Plus rarement, une dizaine de dénominations font référence à des animaux ou des parties corporelles de ceux-ci. Ce sont principalement des animaux terrestres, liés à la ferme « bezhin moc'h » [algue cochon] ou à la vie quotidienne « pennou chas » [tête de chien] (Le Berre, 1968). Pelvetia caniculata est parfois appelée « bezhin pistis » [algue à vers de vase] (Ibid). Quelques éléments dans les entretiens laissent penser qu’elle servait à conserver vivants ces appâts recherchés. Dans la figure 9, apparaît le terme breton « chifretez », dont la traduction signifie crevette. La personne qui a utilisé cette dénomination n’a pas fourni d’explication.

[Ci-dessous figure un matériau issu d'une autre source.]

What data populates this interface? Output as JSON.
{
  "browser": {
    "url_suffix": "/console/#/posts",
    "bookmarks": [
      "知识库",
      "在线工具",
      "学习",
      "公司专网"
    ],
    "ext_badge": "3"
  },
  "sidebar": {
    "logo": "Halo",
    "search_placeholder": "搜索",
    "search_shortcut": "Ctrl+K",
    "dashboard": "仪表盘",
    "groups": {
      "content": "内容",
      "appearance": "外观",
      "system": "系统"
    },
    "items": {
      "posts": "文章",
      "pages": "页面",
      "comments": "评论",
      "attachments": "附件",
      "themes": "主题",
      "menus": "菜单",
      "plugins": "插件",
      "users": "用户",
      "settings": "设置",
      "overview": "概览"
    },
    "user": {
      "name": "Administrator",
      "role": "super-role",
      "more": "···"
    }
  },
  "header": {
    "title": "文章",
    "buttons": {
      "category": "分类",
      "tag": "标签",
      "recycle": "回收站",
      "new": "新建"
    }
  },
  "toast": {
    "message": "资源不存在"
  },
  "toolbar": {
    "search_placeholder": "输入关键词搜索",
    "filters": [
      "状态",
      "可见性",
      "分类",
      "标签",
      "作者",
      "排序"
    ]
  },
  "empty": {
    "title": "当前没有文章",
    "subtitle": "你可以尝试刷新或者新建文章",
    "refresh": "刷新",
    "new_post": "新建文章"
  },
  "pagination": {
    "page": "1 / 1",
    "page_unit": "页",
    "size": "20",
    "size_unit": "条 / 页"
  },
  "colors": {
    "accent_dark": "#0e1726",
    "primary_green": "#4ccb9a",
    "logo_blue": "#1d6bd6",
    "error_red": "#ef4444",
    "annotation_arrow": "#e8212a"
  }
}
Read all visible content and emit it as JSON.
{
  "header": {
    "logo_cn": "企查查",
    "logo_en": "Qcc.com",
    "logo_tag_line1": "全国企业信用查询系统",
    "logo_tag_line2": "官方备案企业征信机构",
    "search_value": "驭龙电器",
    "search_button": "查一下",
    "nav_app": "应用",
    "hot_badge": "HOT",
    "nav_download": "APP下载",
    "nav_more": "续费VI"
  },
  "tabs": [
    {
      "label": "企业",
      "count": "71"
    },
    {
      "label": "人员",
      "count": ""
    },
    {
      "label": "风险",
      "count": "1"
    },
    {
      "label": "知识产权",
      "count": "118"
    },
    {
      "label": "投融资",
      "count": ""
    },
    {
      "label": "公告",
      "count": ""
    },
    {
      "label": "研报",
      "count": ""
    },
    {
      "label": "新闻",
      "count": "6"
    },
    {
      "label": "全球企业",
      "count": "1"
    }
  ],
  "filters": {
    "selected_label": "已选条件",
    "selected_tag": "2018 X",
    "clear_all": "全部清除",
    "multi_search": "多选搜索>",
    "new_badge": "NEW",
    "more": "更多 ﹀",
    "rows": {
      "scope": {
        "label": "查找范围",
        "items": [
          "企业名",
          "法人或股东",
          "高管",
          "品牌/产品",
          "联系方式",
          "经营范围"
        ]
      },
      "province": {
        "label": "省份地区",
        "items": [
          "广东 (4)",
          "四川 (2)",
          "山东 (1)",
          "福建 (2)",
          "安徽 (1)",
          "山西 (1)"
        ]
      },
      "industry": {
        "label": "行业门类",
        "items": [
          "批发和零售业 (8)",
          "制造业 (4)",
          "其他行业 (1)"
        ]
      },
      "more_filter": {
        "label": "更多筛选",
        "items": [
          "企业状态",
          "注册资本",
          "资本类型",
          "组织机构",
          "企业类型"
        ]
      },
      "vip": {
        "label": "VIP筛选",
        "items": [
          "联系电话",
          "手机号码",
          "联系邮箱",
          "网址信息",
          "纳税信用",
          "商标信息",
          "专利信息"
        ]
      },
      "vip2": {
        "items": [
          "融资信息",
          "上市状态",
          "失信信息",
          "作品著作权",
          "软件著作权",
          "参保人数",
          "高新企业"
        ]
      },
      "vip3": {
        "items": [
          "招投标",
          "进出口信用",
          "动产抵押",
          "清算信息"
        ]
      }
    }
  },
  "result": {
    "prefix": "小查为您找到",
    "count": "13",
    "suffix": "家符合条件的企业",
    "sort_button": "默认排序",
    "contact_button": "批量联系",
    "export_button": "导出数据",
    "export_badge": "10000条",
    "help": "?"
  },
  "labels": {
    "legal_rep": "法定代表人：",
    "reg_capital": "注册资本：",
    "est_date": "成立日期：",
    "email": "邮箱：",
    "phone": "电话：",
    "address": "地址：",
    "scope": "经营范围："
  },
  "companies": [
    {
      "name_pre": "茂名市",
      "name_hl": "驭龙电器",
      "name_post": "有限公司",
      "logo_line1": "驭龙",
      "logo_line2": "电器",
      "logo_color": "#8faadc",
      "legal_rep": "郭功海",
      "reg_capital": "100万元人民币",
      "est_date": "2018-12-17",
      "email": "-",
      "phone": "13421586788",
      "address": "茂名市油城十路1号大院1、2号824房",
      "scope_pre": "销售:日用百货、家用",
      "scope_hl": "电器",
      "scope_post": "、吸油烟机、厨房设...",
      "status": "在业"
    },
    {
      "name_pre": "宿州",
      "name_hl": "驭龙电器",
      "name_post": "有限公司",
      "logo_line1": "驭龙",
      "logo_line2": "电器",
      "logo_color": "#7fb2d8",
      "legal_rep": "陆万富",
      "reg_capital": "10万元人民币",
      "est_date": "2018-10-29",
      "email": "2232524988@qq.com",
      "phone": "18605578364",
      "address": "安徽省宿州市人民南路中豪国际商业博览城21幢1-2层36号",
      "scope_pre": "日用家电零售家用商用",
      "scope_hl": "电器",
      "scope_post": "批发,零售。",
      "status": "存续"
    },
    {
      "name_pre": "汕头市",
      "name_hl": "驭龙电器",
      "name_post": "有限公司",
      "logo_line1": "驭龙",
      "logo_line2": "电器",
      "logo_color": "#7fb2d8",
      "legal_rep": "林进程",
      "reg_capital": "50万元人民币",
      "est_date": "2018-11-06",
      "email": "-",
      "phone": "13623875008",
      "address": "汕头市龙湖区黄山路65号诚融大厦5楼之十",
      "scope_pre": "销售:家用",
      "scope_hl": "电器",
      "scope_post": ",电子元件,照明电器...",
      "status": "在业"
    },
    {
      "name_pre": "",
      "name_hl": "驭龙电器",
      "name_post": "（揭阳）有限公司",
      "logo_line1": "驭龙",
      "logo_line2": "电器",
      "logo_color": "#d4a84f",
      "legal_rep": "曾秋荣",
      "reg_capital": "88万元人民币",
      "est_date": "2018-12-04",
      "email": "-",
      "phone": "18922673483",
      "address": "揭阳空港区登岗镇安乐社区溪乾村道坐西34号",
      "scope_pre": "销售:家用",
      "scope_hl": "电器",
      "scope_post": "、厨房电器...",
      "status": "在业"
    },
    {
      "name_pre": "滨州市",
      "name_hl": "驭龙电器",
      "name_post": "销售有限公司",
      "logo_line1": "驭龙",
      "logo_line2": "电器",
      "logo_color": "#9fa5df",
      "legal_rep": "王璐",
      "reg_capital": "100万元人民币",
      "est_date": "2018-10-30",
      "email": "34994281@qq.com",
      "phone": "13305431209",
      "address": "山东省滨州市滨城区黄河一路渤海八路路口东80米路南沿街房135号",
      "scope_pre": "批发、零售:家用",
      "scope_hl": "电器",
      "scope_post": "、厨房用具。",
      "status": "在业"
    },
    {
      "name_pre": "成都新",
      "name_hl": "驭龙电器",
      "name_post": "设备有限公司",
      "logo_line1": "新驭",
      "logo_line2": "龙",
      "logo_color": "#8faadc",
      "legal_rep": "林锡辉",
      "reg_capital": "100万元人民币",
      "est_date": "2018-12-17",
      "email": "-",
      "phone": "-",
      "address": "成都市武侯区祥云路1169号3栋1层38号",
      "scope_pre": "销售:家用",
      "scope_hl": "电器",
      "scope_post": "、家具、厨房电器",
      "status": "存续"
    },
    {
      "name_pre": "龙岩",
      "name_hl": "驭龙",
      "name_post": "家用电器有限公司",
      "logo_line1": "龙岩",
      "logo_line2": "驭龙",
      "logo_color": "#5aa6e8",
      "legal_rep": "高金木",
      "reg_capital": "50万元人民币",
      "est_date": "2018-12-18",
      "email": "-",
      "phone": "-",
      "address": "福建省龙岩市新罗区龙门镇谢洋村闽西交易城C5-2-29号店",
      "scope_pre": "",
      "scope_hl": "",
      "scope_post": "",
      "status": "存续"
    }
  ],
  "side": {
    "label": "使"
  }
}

Enfin, plusieurs auteurs notent les dénominations suivantes : « bezhin tan » [algue brûlée], « bezhin soud » [algue soude] (Trepos, 1960), ou « bezhin trempan » [algue engrais] (Nyberg & Ar Gall, 1996), en y associant de façon très variable plusieurs espèces d’algues. Il s’agit de catégories qui se réfèrent directement à l’usage ou à la transformation des algues. Plusieurs de ces catégories, mais aussi un grand nombre des déterminants cités précédemment, sont associées au terme de base « goémon ». Ainsi, les dénominations bretonnes qui ont fait l’objet d’une attention particulière et qui se retrouvent dans la littérature, révèlent ce qui a pu faire sens pour les personnes : comment elles ont été connues et reconnues et quels sont les usages faits des algues. Il est intéressant de constater que les dénominations et les regroupements des espèces d’algues dans la littérature se basent sur les usages. Bien que les anciens collecteurs interrogés aient connu ces pratiques et ces usages, ils ne sont que peu mentionnés directement.

Si la disparition des pratiques, la diminution des personnes bretonnantes, les objectifs et les méthodes d’enquêtes des différents auteurs sont des facteurs qui peuvent expliquer ces divergences, il semble qu’un ordonnancement se fasse au travers de catégories complexes et dynamiques. Analyser ces catégories va alors nous permettre de retracer l’histoire des usages des algues et des personnes.